Ils sont jeunes, voire très jeunes, et ils ont la classe. Ils viennent de la montagne et vont tutoyer les cimes avec leur folk à géométrie variable. Eux, ce sont les Coming Soon. A voir tout de suite.


C’est toujours dur de se faire berner, de se faire emmener délicatement sur une fausse piste. Premier album et déjà les Coming Soon semblent maîtres en la matière. New Grids réceptionné, on scrute méticuleusement la pochette : sept jeunes gens, cinq garçons et deux filles, prenant la pose dans un sous-bois rocailleux. Gilets, pantalons velours, casquette ou Stetson, même si le déterminisme vestimentaire connaît des limites, on tend prudemment à se faire une première idée : « Ça doit être des Amerloques post-baba, peut-être même redneck ».

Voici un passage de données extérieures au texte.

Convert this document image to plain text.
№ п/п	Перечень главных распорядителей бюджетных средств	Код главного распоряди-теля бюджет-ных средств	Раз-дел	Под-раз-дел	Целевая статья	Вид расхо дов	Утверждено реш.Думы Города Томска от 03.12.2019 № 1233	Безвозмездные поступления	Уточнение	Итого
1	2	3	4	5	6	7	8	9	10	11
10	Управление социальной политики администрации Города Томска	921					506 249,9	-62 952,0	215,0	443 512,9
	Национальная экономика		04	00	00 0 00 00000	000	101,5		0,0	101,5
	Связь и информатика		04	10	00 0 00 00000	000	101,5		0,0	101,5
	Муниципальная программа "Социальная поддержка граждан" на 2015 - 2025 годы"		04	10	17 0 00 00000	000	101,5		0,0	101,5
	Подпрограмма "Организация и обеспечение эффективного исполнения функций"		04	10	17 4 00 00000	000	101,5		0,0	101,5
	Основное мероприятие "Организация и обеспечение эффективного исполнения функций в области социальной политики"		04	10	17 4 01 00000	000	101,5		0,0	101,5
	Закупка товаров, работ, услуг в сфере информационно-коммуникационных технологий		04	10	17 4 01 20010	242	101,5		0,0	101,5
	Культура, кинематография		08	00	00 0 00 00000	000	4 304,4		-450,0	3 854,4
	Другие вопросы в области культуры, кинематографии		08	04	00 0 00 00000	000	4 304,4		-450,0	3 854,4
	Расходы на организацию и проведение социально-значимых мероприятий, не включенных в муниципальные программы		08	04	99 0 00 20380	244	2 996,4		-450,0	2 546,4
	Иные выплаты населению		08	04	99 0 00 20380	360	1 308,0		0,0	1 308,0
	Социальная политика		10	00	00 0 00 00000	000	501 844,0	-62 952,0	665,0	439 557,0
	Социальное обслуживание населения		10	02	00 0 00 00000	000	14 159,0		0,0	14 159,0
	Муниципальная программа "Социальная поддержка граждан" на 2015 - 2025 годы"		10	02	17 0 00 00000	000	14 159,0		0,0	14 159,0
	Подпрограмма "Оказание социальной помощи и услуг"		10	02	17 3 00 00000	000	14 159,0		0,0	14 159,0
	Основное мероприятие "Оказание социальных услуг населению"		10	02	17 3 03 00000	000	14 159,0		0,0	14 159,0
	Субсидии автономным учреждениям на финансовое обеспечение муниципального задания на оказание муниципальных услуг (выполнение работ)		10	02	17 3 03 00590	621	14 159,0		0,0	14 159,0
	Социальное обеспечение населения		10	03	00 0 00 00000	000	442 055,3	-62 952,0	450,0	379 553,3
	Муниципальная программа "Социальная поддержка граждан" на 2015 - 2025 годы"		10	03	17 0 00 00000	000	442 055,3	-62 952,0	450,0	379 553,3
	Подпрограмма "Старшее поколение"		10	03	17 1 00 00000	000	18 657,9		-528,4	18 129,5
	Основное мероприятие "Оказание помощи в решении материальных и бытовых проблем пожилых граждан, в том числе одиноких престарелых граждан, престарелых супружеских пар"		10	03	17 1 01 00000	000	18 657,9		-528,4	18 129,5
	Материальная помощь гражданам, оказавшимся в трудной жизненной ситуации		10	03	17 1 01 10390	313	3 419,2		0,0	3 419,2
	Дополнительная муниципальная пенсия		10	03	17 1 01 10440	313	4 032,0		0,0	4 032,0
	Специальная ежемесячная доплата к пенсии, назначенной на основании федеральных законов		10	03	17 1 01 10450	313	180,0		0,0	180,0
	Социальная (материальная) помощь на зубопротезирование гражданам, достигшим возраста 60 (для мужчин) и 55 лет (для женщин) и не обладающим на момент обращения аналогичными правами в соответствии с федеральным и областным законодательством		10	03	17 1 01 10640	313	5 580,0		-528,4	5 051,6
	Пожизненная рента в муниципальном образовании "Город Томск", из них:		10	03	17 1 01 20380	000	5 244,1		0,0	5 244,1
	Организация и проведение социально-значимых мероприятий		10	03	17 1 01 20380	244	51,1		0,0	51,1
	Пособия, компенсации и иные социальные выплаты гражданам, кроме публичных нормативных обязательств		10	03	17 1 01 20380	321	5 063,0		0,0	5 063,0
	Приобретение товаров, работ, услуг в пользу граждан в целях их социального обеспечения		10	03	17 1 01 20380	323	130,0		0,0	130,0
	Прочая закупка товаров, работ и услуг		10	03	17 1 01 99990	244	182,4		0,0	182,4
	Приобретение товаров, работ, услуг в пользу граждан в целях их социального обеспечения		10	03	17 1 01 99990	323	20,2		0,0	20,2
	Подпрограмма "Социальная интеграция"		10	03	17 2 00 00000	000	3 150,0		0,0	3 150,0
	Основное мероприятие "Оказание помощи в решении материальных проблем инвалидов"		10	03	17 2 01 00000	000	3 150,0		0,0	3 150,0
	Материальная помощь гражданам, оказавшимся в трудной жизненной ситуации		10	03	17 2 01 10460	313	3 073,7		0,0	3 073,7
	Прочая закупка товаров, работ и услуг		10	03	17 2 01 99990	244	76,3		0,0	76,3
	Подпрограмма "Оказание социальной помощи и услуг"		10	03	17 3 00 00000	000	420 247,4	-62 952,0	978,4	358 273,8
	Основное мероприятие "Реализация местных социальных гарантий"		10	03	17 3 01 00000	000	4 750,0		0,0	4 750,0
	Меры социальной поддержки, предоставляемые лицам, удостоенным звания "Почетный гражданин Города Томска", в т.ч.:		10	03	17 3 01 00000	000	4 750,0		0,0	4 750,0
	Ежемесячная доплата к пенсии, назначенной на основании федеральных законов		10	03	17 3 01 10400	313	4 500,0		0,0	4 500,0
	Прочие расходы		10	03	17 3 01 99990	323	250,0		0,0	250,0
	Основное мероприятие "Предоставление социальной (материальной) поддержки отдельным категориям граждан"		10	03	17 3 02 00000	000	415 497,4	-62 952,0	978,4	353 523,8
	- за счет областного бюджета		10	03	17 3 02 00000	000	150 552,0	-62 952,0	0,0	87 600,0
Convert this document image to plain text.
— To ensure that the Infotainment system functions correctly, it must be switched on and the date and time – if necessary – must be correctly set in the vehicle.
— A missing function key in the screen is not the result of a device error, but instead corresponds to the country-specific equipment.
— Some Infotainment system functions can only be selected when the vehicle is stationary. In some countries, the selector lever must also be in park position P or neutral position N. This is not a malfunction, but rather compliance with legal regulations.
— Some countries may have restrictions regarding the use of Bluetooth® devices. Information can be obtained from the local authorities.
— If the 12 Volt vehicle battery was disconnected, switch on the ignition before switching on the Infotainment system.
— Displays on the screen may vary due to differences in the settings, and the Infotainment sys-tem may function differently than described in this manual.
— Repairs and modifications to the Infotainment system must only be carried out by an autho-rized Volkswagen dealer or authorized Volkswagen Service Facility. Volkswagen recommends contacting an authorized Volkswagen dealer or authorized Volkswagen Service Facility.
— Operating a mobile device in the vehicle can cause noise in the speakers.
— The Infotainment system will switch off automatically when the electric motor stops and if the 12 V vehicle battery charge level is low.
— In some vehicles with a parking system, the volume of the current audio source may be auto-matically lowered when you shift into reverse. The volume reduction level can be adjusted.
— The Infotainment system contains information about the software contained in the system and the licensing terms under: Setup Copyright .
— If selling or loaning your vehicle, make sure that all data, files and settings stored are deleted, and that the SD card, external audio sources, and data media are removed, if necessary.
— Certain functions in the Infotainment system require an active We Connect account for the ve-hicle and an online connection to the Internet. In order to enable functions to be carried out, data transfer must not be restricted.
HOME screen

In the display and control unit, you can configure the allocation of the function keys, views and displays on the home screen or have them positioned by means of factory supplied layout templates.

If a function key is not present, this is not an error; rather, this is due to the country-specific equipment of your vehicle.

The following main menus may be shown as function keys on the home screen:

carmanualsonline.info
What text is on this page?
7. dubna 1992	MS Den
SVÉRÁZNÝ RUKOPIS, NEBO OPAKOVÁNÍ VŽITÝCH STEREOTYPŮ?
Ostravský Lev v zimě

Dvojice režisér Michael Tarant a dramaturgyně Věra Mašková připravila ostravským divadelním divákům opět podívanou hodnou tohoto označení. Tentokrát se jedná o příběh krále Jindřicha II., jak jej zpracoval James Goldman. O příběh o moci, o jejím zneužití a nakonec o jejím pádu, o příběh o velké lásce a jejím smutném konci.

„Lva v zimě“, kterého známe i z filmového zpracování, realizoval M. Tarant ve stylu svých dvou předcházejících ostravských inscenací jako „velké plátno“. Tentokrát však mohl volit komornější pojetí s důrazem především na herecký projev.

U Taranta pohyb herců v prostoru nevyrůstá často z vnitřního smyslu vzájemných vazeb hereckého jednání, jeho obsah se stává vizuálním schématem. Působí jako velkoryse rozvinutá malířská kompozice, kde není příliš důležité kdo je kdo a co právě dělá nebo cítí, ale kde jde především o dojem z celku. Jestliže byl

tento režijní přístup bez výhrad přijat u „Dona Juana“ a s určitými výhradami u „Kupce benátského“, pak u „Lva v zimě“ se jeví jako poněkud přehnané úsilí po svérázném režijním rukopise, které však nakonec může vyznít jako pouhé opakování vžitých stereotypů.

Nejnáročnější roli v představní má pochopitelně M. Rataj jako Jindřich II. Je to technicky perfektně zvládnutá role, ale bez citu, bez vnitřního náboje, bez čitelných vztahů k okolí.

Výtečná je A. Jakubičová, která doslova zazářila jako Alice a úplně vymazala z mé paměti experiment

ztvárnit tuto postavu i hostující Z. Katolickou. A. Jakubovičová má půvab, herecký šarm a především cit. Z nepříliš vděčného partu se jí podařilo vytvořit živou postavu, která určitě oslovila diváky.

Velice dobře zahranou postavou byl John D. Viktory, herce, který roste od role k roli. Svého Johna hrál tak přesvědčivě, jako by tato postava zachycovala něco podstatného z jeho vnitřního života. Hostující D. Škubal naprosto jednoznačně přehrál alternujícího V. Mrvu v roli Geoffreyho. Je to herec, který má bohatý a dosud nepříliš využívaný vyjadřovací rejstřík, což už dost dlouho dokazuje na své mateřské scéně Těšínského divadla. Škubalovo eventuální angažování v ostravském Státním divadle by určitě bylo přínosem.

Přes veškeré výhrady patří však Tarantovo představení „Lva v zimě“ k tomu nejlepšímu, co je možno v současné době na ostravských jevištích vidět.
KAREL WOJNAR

Pour en avoir le coeur net, autant flatter nos oreilles : « De la bonne folk music ricaine. Atlanta ? Seattle, peut-être ? » Et l’on apprend que les protagonistes se nomment Howard Hughes, Leo Bear Creek, Ben Lupus, Alex Banjo, Billy Jet Pilot ou Caroline Van Pelt. « Drôles de pseudos mais on doit pas être bien loin de la vérité ». Le piège est tendu et l’on y plonge allègrement. Car c’est l’heure pour le chroniqueur consciencieux et appliqué de faire ses petites recherches sur les Coming Soon. Et là, c’est le coup de bambou derrière la tête, la fierté qui en prend un coup. La petite troupe n’est pas d’Atlanta, de Seattle ou de Sacramento, même pas originaire d’outre-Atlantique. Les Coming Soon sont bel et bien Français, de Haute-Savoie, d’Annecy, son cadre cossu et son joli lac. On se sent trompé, floué tout en gardant à l’esprit le coup fin que la troupe vient de nous jouer.

Multi-instrumentistes pour la plupart, âgés de 15 à 26 ans, les Coming Soon, pour ce premier album choral, nous distribuent agilement de mignonnettes comptines entre pop lo-fi, country folk rustique, antifolk, et rock parfois à peine plus acéré. Certains pisse-froids pousseront des cris d’orfraies, affirmant sans doute que c’est juste frais, voire versatile, que le groupe, en mode fratrie baba, se pose peut-être en incarnation de la coolitude branchouille. Mais l’écoute entraîne l’écoute, témoignant d’une qualité plutôt rare chez nous Français : les Coming Soon sonnent bien, tout simplement. Les Américains n’ont pas hésité longtemps avant de fondre devant les chevauchées chorales de ces jeunes frenchies. Sur la BO du film Juno (de Jason Reitman, à l’affiche en ce moment), qui cartonne outre-Atlantique, les Coming Soon se cachent derrière deux titres sous le nom d’Antsy Pants (Antsy ? Annecy !), formation qu’ils partagent avec la muse de l’antifolk Kimya Dawson, des Moldy Peaches : “Vampire”, écrit et chanté par Leo Bear Creek, le batteur des Coming Soon, 15 ans, et “Tree Hugger”.

Mais revenons à New Grids, festin musical au décorum propice au bien-être où l’on retrouve les influences aussi variées que Neil Young, les Moldy Peaches, Herman Düne, The Coral ou Cake. L’entame est consistante avec d’abord “Wolves In The City”, son rock folky, ses choeurs un peu blasés lors du refrain, le piano qui en remet une couche, s’arrogent une touche tarantinesque. Puis la troupe s’enivre avec les superpositions de voix foutraques de “Jack Nicholson Style” dans un tempo très Herman Düne, à l’instar des ludiques “See The Future” ou “Home From The Blues” qui débutent pourtant comme des morceaux de rock bien crades. Avant de nous entraîner sur le manège “Big Boy” : voix enfantines, refrain tourbillon et clappements de mains… La plupart du temps festifs, les jeunes savoyards livrent également deux magnifiques ballades, “Bright Tides”, où l’on retrouve un Howard Hugues à la voix fébrile et plaintive, et “New Territories”, dans la même veine. Et juste avant de refermer la porte, une petite claque façon Cake : “Howard’s Mood”.

Peu de moyens mais tant d’idées, de culot, d’effronterie, un bouillonnement musical touchant ou euphorisant, et peu rébarbatif : ce méli-mélo des Coming Soon est réjouissant, rassurant sur les capacités des Français à produire un folk de qualité (merci aussi aux Hey Hey My My). Avec ces jeunes adeptes de l’école buissonnière, la frontière entre les Etats-Unis et la France n’a jamais paru aussi proche.